Hagath is furious when Quark tells him their supplier of the mutagenic retrovirus sold all he had to someone else. The Regent, Hagath declares ominously, will not be happy. "I know," Quark says. "He'll be stuck with twenty-eight million people and no way to kill them." But he can get hold of a biogenic weapon called Varaxian LM-7, though he's not sure how much he can get. He suggests that Hagath tell the Regent they have something new to show him, and arrange for a demonstration. Hagath agrees. "Don't fail me, Quark." Quark assures him that he wants the deal to go through too, since he's now out of debt and will finally be able to keep his profits.

Then Quark brings Gaila to his quarters, and introduces him to none other than General Nassuc, there with her bodyguards.

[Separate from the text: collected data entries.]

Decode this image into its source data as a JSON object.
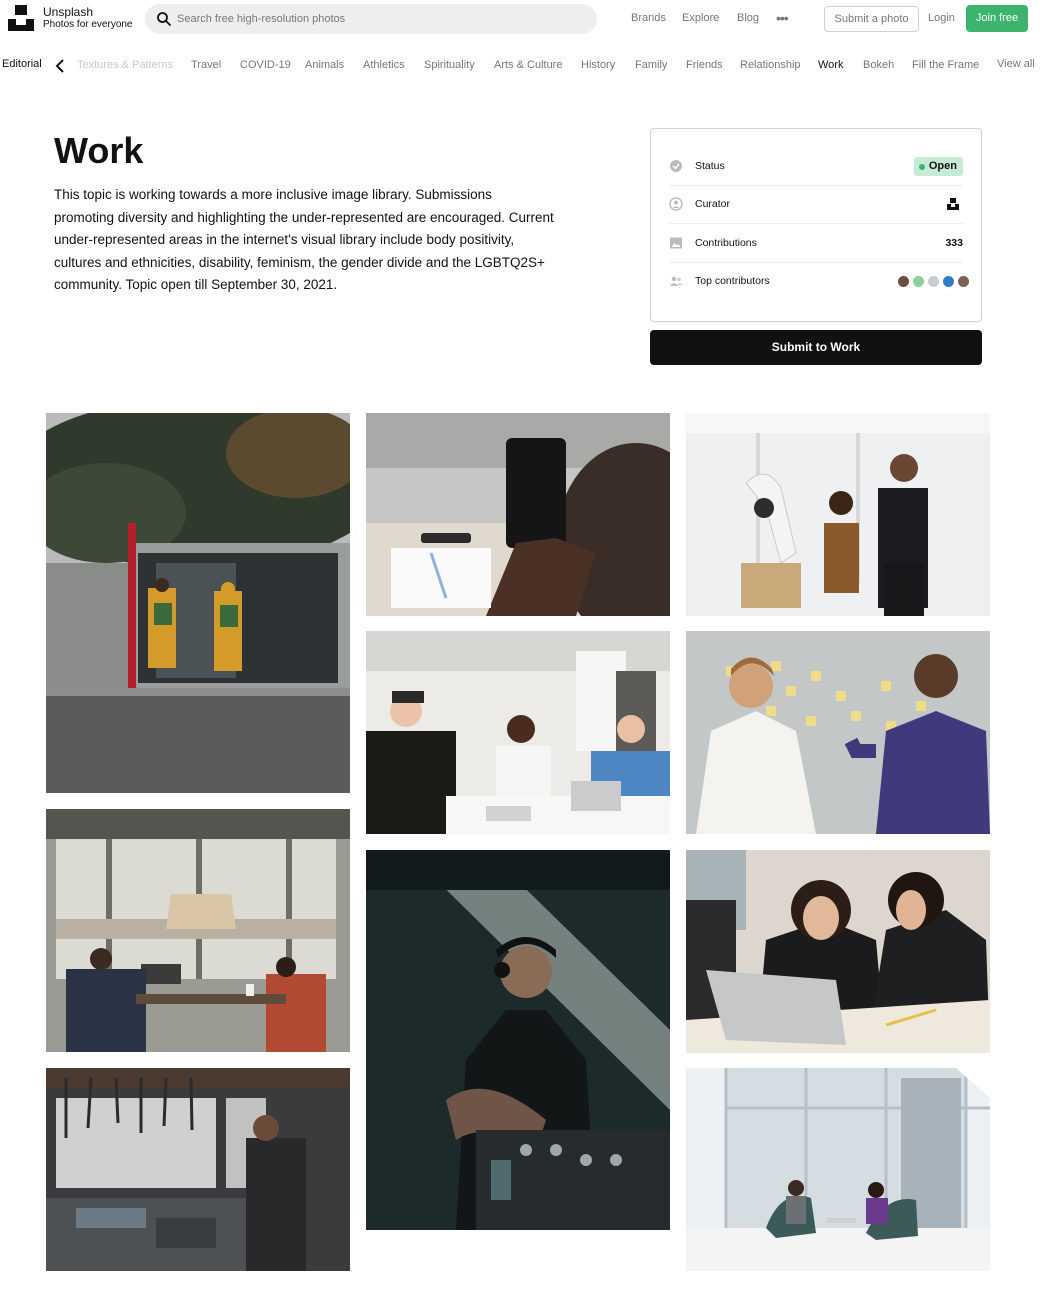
{
  "header": {
    "brand_name": "Unsplash",
    "brand_tagline": "Photos for everyone",
    "search_placeholder": "Search free high-resolution photos",
    "nav": [
      "Brands",
      "Explore",
      "Blog"
    ],
    "submit_photo": "Submit a photo",
    "login": "Login",
    "join": "Join free",
    "join_color": "#3cb46e"
  },
  "topics_nav": {
    "editorial": "Editorial",
    "items": [
      "Textures & Patterns",
      "Travel",
      "COVID-19",
      "Animals",
      "Athletics",
      "Spirituality",
      "Arts & Culture",
      "History",
      "Family",
      "Friends",
      "Relationship",
      "Work",
      "Bokeh",
      "Fill the Frame"
    ],
    "active": "Work",
    "view_all": "View all"
  },
  "topic": {
    "title": "Work",
    "description": "This topic is working towards a more inclusive image library. Submissions promoting diversity and highlighting the under-represented are encouraged. Current under-represented areas in the internet's visual library include body positivity, cultures and ethnicities, disability, feminism, the gender divide and the LGBTQ2S+ community. Topic open till September 30, 2021."
  },
  "info": {
    "status_label": "Status",
    "status_value": "Open",
    "curator_label": "Curator",
    "contributions_label": "Contributions",
    "contributions_value": "333",
    "top_contributors_label": "Top contributors",
    "submit_button": "Submit to Work"
  },
  "photos": [
    {
      "id": "street-workers",
      "desc": "two workers in yellow suits at a bus stop"
    },
    {
      "id": "phone-hand",
      "desc": "hand holding phone over desk"
    },
    {
      "id": "robot-lab",
      "desc": "two people with a robot arm"
    },
    {
      "id": "office-meeting",
      "desc": "women talking at office table"
    },
    {
      "id": "sticky-notes",
      "desc": "two men with sticky notes on glass wall"
    },
    {
      "id": "window-desk",
      "desc": "two people working at a table by window"
    },
    {
      "id": "dj",
      "desc": "DJ with headphones at mixer"
    },
    {
      "id": "laptop-women",
      "desc": "two women looking at laptop"
    },
    {
      "id": "workshop",
      "desc": "man working in a tool workshop"
    },
    {
      "id": "lounge-chairs",
      "desc": "two people in chairs by large window"
    }
  ]
}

Gaila drags Quark back outside, alarmed. Quark tells him that they're going to sell the Varaxian LM-7 to both the Regent and the General. "Both sides will poison each other, we'll double our profits, and Hagath will be very happy." They can keep the two from meeting. Gaila's greed wins out over his caution, and he agrees to keep the General occupied and meet Quark with her in twenty minutes, in the cargo bay.

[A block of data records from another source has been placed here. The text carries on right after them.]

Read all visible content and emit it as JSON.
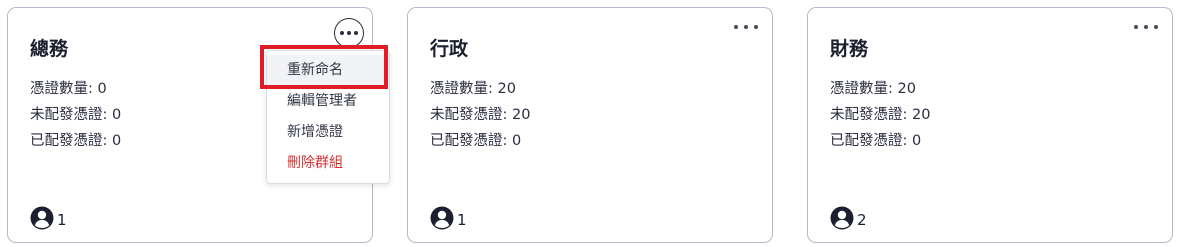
{
  "groups": [
    {
      "title": "總務",
      "stats": [
        "憑證數量: 0",
        "未配發憑證: 0",
        "已配發憑證: 0"
      ],
      "member_count": "1",
      "menu_open": true
    },
    {
      "title": "行政",
      "stats": [
        "憑證數量: 20",
        "未配發憑證: 20",
        "已配發憑證: 0"
      ],
      "member_count": "1",
      "menu_open": false
    },
    {
      "title": "財務",
      "stats": [
        "憑證數量: 20",
        "未配發憑證: 20",
        "已配發憑證: 0"
      ],
      "member_count": "2",
      "menu_open": false
    }
  ],
  "context_menu": {
    "items": [
      "重新命名",
      "編輯管理者",
      "新增憑證",
      "刪除群組"
    ]
  },
  "icons": {
    "more": "more-horizontal-icon",
    "members": "user-circle-icon"
  },
  "colors": {
    "danger": "#d6322f",
    "highlight": "#e01c24",
    "card_border": "#b6b9cc"
  }
}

In that cargo bay, the Regent and Hagath wait impatiently as Quark struggles to open a sealed crate of what is purportedly a sample of Varaxian LM-7. Finally Quark says he'll have to go get a descrambler. And he scampers out, the door closing behind him just as Gaila rounds the corner with Nassuc. He assures them he'll be right back. The group goes on into the cargo bay. Quark stays just long enough to hear the first sounds of phaser fire.

On the Promenade, Quark sees Odo running past with a squadron of deputies, responding to reports of phaser fire in the cargo bay. Once they disappear into the turbolift, Quark allows himself a smile of triumph. His plan has succeeded, and his conscience is clear.

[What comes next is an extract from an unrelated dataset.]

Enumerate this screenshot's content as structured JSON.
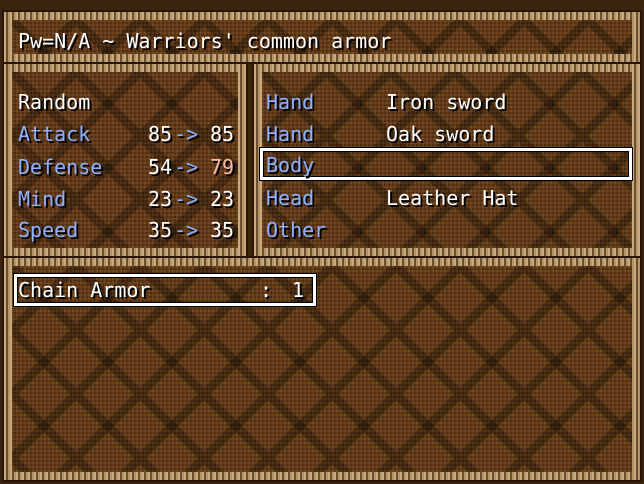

Worf visits O'Brien in his quarters; the Chief has finally taken up Sisko's suggestion of a few days off to care for Yoshi. O'Brien hands Worf the baby so he can go get a bottle. To the surprise of both men, the baby doesn't cry. After putting his son in the bassinet, O'Brien slumps down onto the couch in relief. "I never saw my son when he was this age," Worf reflects. "It is something I will always regret. You are a fortunate man, Chief. Chief?" O'Brien is as asleep as the baby.

Quark's role in the cargo bay incident has been discovered, and Sisko is furious as he lists the charges the Ferengi is facing. In his defense, Quark claims he had no way of knowing they were going to start shooting at each other. Now, one of Nassuc's purification squads is after both Hagath and Gaila. "I wouldn't count on seeing your former business partners again," notes Sisko, to which Quark says, "I can live with that." Sisko tells him that the Regent is dead, a purification squad having caught up with him this morning. "I can live with that, too," Quark declares. "And I can think of twenty-eight million other people who won't mind either."

Quark offers to come to some accommodation about the charges. In response, Sisko hands him a PADD containing the bill for repairs to the cargo bay. "Maybe we could come up with some sort of installment plan?" Quark suggests weakly, on seeing the amount. Sisko gives him a look. "Works for me."

Perhaps the best part for Quark is that Dax finally forgives him, and they can play Tongo together once more. "Nice move," says Dax after Quark wins a round. "But then you always had a knack for getting out of tight spots." And the two of them begin happily arguing about who the Tongo wheel belongs to now.